3.2 The chapter describes Python as complementing Excel rather than replacing it. Identify three specific scenarios where Excel remains the better tool even for someone who knows Python well. What properties of Excel make it superior in those scenarios?
3.3 The "Knowledge Dependency" problem (Section 1.4) describes what happens when only one person knows how to do a critical task. How does Python automation change — and how does it not change — this organizational risk? Consider the possibility that the Python script itself creates a new kind of knowledge dependency.
3.4 In Section 1.5, Python is compared to R. A data scientist argues that R is actually the better choice for business analytics because of its statistical depth and ggplot2 visualization library. Construct the strongest possible counter-argument for Python in a business (not academic) context.
3.5 The chapter says that Python democratizes data skills. But learning Python still requires significant time and effort. What organizational and structural factors might prevent the democratization promise from being realized, even if the tools are technically accessible?
Tier 4: Synthesize
4.1 Design an "Automation Audit" process for a business department of your choosing. What questions would you ask to identify the highest-ROI automation opportunities? What criteria would you use to prioritize which tasks to automate first?
4.2 The chapter mentions that "the data economy" is creating competitive advantage for organizations that can work with data better than competitors. Describe a specific industry (not technology) where you see this dynamic playing out, and explain what specific Python capabilities would be most valuable to a professional in that industry.

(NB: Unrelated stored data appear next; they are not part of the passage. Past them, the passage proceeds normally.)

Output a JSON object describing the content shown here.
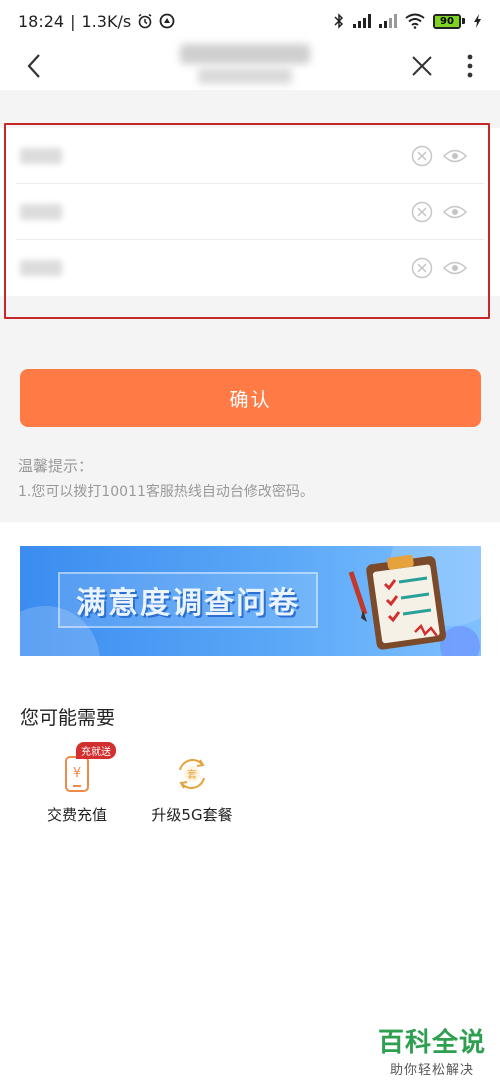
{
  "status_bar": {
    "time": "18:24",
    "speed": "1.3K/s",
    "battery": "90"
  },
  "nav": {
    "back_icon": "chevron-left-icon",
    "close_icon": "close-icon",
    "more_icon": "more-vertical-icon"
  },
  "form": {
    "rows": [
      {
        "value": ""
      },
      {
        "value": ""
      },
      {
        "value": ""
      }
    ],
    "clear_icon": "clear-circle-icon",
    "eye_icon": "eye-icon"
  },
  "confirm": {
    "label": "确认"
  },
  "tips": {
    "title": "温馨提示：",
    "lines": [
      "1.您可以拨打10011客服热线自动台修改密码。"
    ]
  },
  "banner": {
    "title": "满意度调查问卷"
  },
  "recommend": {
    "title": "您可能需要",
    "items": [
      {
        "label": "交费充值",
        "badge": "充就送",
        "icon": "phone-yuan-icon"
      },
      {
        "label": "升级5G套餐",
        "icon": "package-upgrade-icon"
      }
    ]
  },
  "watermark": {
    "main": "百科全说",
    "sub": "助你轻松解决"
  },
  "colors": {
    "accent": "#ff7a45",
    "highlight": "#c62828",
    "banner_blue": "#3b8cf0",
    "watermark_green": "#2e9e4f"
  }
}
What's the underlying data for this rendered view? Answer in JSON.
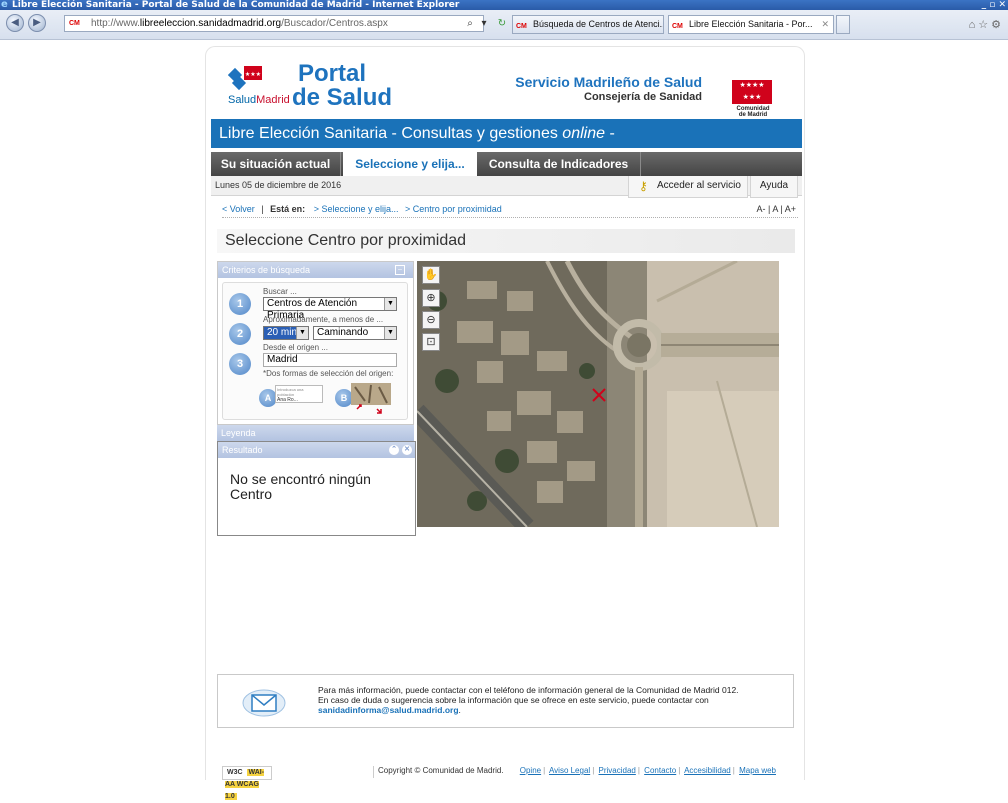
{
  "browser": {
    "window_title": "Libre Elección Sanitaria - Portal de Salud de la Comunidad de Madrid - Internet Explorer",
    "url_prefix": "http://www.",
    "url_host": "libreeleccion.sanidadmadrid.org",
    "url_path": "/Buscador/Centros.aspx",
    "tabs": [
      {
        "label": "Búsqueda de Centros de Atenci...",
        "active": false
      },
      {
        "label": "Libre Elección Sanitaria - Por...",
        "active": true
      }
    ],
    "window_buttons": "_ ▫ ✕"
  },
  "header": {
    "logo_portal": "Portal",
    "logo_de_salud": "de Salud",
    "logo_salud": "Salud",
    "logo_madrid": "Madrid",
    "service_name": "Servicio Madrileño de Salud",
    "department": "Consejería de Sanidad",
    "cm_line1": "Comunidad",
    "cm_line2": "de Madrid",
    "banner_prefix": "Libre Elección Sanitaria - Consultas y gestiones ",
    "banner_italic": "online",
    "banner_suffix": " -"
  },
  "nav": {
    "tabs": [
      "Su situación actual",
      "Seleccione y elija...",
      "Consulta de Indicadores"
    ],
    "date": "Lunes 05 de diciembre de 2016",
    "access_label": "Acceder al servicio",
    "help_label": "Ayuda"
  },
  "breadcrumb": {
    "back": "< Volver",
    "sep": "|",
    "you_are": "Está en:",
    "item1": "> Seleccione y elija...",
    "item2": "> Centro por proximidad",
    "font_sizes": "A- | A | A+"
  },
  "page": {
    "title": "Seleccione Centro por proximidad"
  },
  "criteria": {
    "header": "Criterios de búsqueda",
    "collapse": "–",
    "search_label": "Buscar ...",
    "search_value": "Centros de Atención Primaria",
    "approx_label": "Aproximadamente, a menos de ...",
    "minutes_value": "20 min",
    "mode_value": "Caminando",
    "origin_label": "Desde el origen ...",
    "origin_value": "Madrid",
    "forms_note": "*Dos formas de selección del origen:",
    "option_a": "A",
    "option_b": "B",
    "mini_field_hint": "Introduzca una población",
    "mini_field_value": "Ana Ro..."
  },
  "legend": {
    "header": "Leyenda"
  },
  "result": {
    "header": "Resultado",
    "message": "No se encontró ningún Centro"
  },
  "map_tools": [
    "hand-pan",
    "zoom-in",
    "zoom-out",
    "zoom-box"
  ],
  "footer": {
    "info_line1": "Para más información, puede contactar con el teléfono de información general de la Comunidad de Madrid 012.",
    "info_line2": "En caso de duda o sugerencia sobre la información que se ofrece en este servicio, puede contactar con",
    "info_email": "sanidadinforma@salud.madrid.org",
    "info_end": ".",
    "w3c_prefix": "W3C",
    "w3c_badge": "WAI-AA WCAG 1.0",
    "copyright": "Copyright © Comunidad de Madrid.",
    "links": [
      "Opine",
      "Aviso Legal",
      "Privacidad",
      "Contacto",
      "Accesibilidad",
      "Mapa web"
    ]
  },
  "colors": {
    "brand_blue": "#1a72b8",
    "tab_gray": "#555555",
    "cm_red": "#d0021b"
  }
}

4.3 Write a one-page memo to a skeptical manager who believes Python is "just for tech people" and that the current Excel-based process is "working fine." Your memo should make the business case for investing in Python training for the analytics team. Use specific examples and quantify where possible.

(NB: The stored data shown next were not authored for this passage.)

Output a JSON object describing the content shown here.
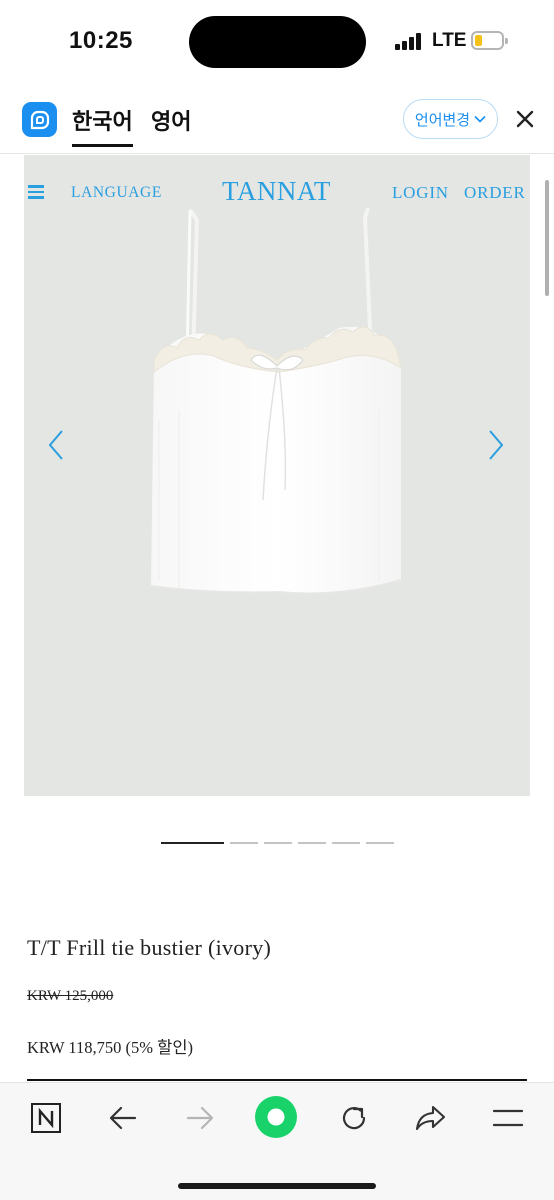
{
  "status_bar": {
    "time": "10:25",
    "network": "LTE",
    "battery_level": 0.2,
    "battery_color": "#f4c21a"
  },
  "translate_bar": {
    "logo_icon": "papago-translate-icon",
    "tab_active": "한국어",
    "tab_other": "영어",
    "change_button": "언어변경",
    "accent_color": "#1a8ff0"
  },
  "site_nav": {
    "language": "LANGUAGE",
    "brand": "TANNAT",
    "login": "LOGIN",
    "order": "ORDER",
    "link_color": "#2a9fe0"
  },
  "gallery": {
    "total_images": 6,
    "current_image": 1
  },
  "product": {
    "title": "T/T Frill tie bustier (ivory)",
    "original_price": "KRW 125,000",
    "sale_price": "KRW 118,750 (5% 할인)"
  },
  "toolbar": {
    "icons": [
      "naver-icon",
      "back-arrow-icon",
      "forward-arrow-icon",
      "green-dot-icon",
      "reload-icon",
      "share-icon",
      "menu-icon"
    ],
    "highlight_color": "#19d36a"
  }
}
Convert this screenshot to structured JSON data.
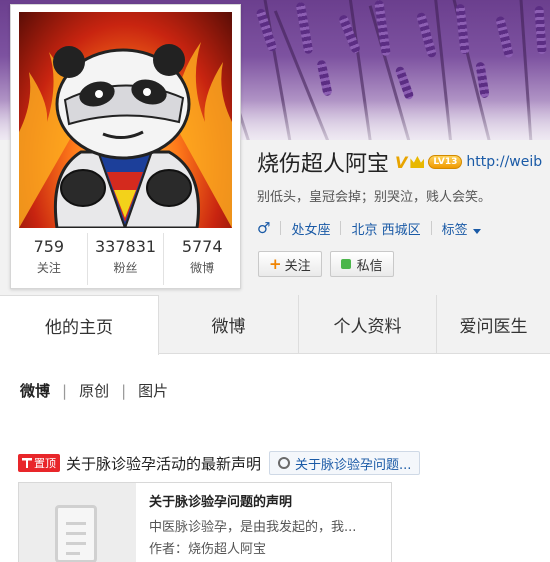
{
  "profile": {
    "name": "烧伤超人阿宝",
    "verified_badge": "V",
    "level_badge": "LV13",
    "url": "http://weib",
    "motto": "别低头，皇冠会掉；别哭泣，贱人会笑。",
    "gender_icon": "male-icon",
    "constellation": "处女座",
    "location": "北京 西城区",
    "tags_label": "标签"
  },
  "stats": [
    {
      "value": "759",
      "label": "关注"
    },
    {
      "value": "337831",
      "label": "粉丝"
    },
    {
      "value": "5774",
      "label": "微博"
    }
  ],
  "actions": {
    "follow_label": "关注",
    "message_label": "私信"
  },
  "tabs": [
    {
      "label": "他的主页"
    },
    {
      "label": "微博"
    },
    {
      "label": "个人资料"
    },
    {
      "label": "爱问医生"
    }
  ],
  "subnav": [
    "微博",
    "原创",
    "图片"
  ],
  "pinned": {
    "badge": "置顶",
    "title": "关于脉诊验孕活动的最新声明",
    "link_text": "关于脉诊验孕问题..."
  },
  "article": {
    "title": "关于脉诊验孕问题的声明",
    "summary": "中医脉诊验孕，是由我发起的，我...",
    "author": "作者：烧伤超人阿宝"
  },
  "colors": {
    "link": "#1a5aa6",
    "pin_red": "#e8262a",
    "banner_purple": "#6b3f8e",
    "verified_gold": "#e8a400"
  }
}
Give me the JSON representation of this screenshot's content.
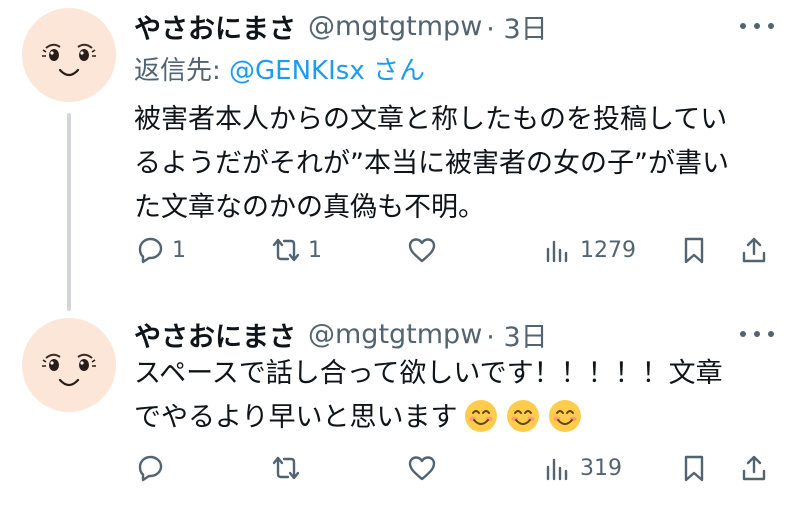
{
  "tweets": [
    {
      "display_name": "やさおにまさ",
      "handle": "@mgtgtmpw",
      "time": "· 3日",
      "reply_prefix": "返信先: ",
      "reply_mention": "@GENKIsx",
      "reply_suffix": " さん",
      "lines": [
        "被害者本人からの文章と称したものを投稿してい",
        "るようだがそれが”本当に被害者の女の子”が書い",
        "た文章なのかの真偽も不明。"
      ],
      "reply_count": "1",
      "retweet_count": "1",
      "like_count": "",
      "views": "1279"
    },
    {
      "display_name": "やさおにまさ",
      "handle": "@mgtgtmpw",
      "time": "· 3日",
      "lines": [
        "スペースで話し合って欲しいです！！！！！文章",
        "でやるより早いと思います"
      ],
      "reply_count": "",
      "retweet_count": "",
      "like_count": "",
      "views": "319"
    }
  ],
  "icons": [
    "more-icon",
    "reply-icon",
    "retweet-icon",
    "like-icon",
    "views-icon",
    "bookmark-icon",
    "share-icon",
    "smiling-face-emoji"
  ],
  "colors": {
    "text": "#0f1419",
    "muted": "#536471",
    "link": "#1d9bf0",
    "avatar_bg": "#fbe6d8"
  }
}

4.4 Maya's story involves three connected problems: billing inefficiency, late payments, and business visibility. Design a minimal viable Python solution that addresses all three. You don't need to write code — describe the inputs, outputs, and logic for each component, and how they connect to each other.
Tier 5: Challenge
5.1 (Open-Ended) The chapter describes two archetypes: the business professional who hasn't learned Python (Analyst A / Maya's current state) and the one who has (Analyst B / Maya's future state). Identify a third archetype: a business professional who has Python skills but is applying them poorly or in the wrong contexts. What does that misapplication look like, and what causes it? What can the Tier 2 Python learner do to avoid becoming this archetype?
5.2 (Open-Ended) The democratization of technical skills often has second-order effects that aren't immediately obvious. For example, when Excel became widely accessible, it created both new capabilities and new failure modes (the "Excel hell" problem of uncontrolled spreadsheet proliferation, version chaos, and undocumented formulas). Predict the second-order effects of widespread Python adoption in business settings. What new problems might emerge that this chapter doesn't acknowledge?
5.3 (Research) Research one high-profile case of a business error caused by a manual data process (CSV exports, copy-paste errors, Excel formula mistakes, etc.). Analyze: (a) what went wrong, (b) what the consequences were, (c) whether Python automation could have prevented it, and (d) what safeguards would be needed in the automated version to ensure the same error class doesn't occur differently.